The company said it will use the more than $200 million saved from the dividend cut and $708 million gained from the sale of its Trader Corp. unit last month to cut debt and reinvest in its core operations.

“We want to take a more cautious approach to creating long-term value while preserving financial flexibility during the transformation of our business,” Tellier told analysts.

He said the move is prudent and in the best interests of the company and its stakeholders.

The dividend cut, proceeds from the Trader sale and expected free cash flow over the next three years should generate more than $2 billion.

The anticipated dividend cut comes as Yellow Media (TSX:YLO) lost $20.7 million or five cents a share from continuing operations for the quarter ended June 30.

That compared with net earnings of $53 million or nine cents for the same quarter in 2010,

The latest red ink reflected a loss of $50.5 million from the company’s investment in Ziplocal, a U.S.-based online local search website.

Including discontinued operations, Yellow Media reported a net loss of $14.3 million for the quarter compared to earnings of $52 million last year.

Revenues fell 4.8 per cent to $342.7 million from $360.1 million.

The publishing industry’s inability to adequately deal with its debt without resorting to bankruptcy has created an overhang for Yellow and diverted investors’ focus away from its business transformation, Tellier added.

The company’s value has contracted in line with newspaper and other traditional publishers and it is not been given credit for the changes it has made, he said.

Digital revenues account for 25 per cent of overall revenues and are projected to represent half by the end of 2014.

Despite the prevailing perception of its decline, print medium is more robust that some think, Tellier added.

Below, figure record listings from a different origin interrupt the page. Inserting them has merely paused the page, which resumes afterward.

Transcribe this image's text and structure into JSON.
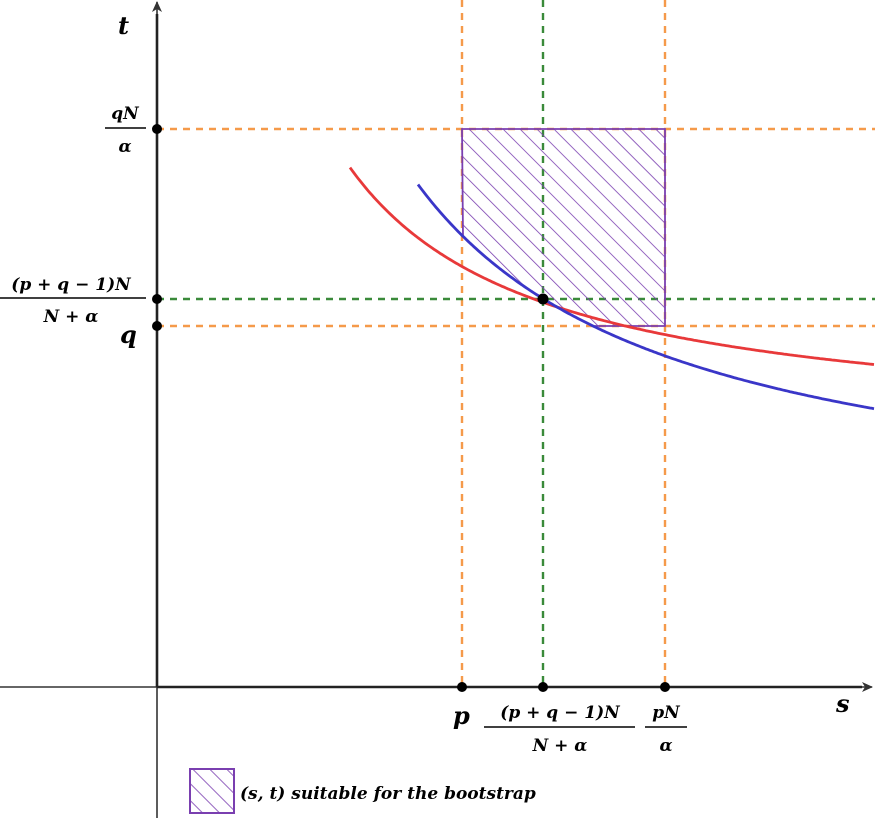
{
  "axes": {
    "x_label": "s",
    "y_label": "t"
  },
  "x_ticks": {
    "p": "p",
    "mid_num": "(p + q − 1)N",
    "mid_den": "N + α",
    "right_num": "pN",
    "right_den": "α"
  },
  "y_ticks": {
    "top_num": "qN",
    "top_den": "α",
    "mid_num": "(p + q − 1)N",
    "mid_den": "N + α",
    "q": "q"
  },
  "legend": {
    "text": "(s, t) suitable for the bootstrap"
  },
  "colors": {
    "red_curve": "#e8393a",
    "blue_curve": "#3a36c8",
    "orange_dash": "#f59a4a",
    "green_dash": "#3a8a3a",
    "hatch": "#7a3fb0",
    "axis": "#000000"
  }
}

One in two Canadians referred to a print directory last month, compared to 70 per cent who did so a decade ago.

Analysts’ estimates compiled by Thomson Reuters place revenue at $353 million with a high of $362 million to a low of $339 million.

Earnings per share was estimated at 18 cents with a low of 10 cents to a high of 23 cents.

DBRS rating service downgraded Yellow’s medium-term notes and commercial paper rating over concerns about business risk as Yellow accelerates its transition from print to digital.

“DBRS believes that Yellow Media’s directories business, which is now its principal business since the recent sale of the automotive assets of Trader, will face heightening competitive challenges as it continues to transform its business from a print-placement and listing organization into an online digital media and marketing service provider,” it said Thursday.

Yellow Media is the largest telephone directory publisher in Canada. Online properties comprise the YellowPages.ca and Canada411.ca online telephone directories, and the CanadaPlus.ca group of major Canadian city websites.

Print directories include 340 telephone directories published annually for Bell Canada, Telus, Bell Aliant, MTS Allstream and other telephone companies.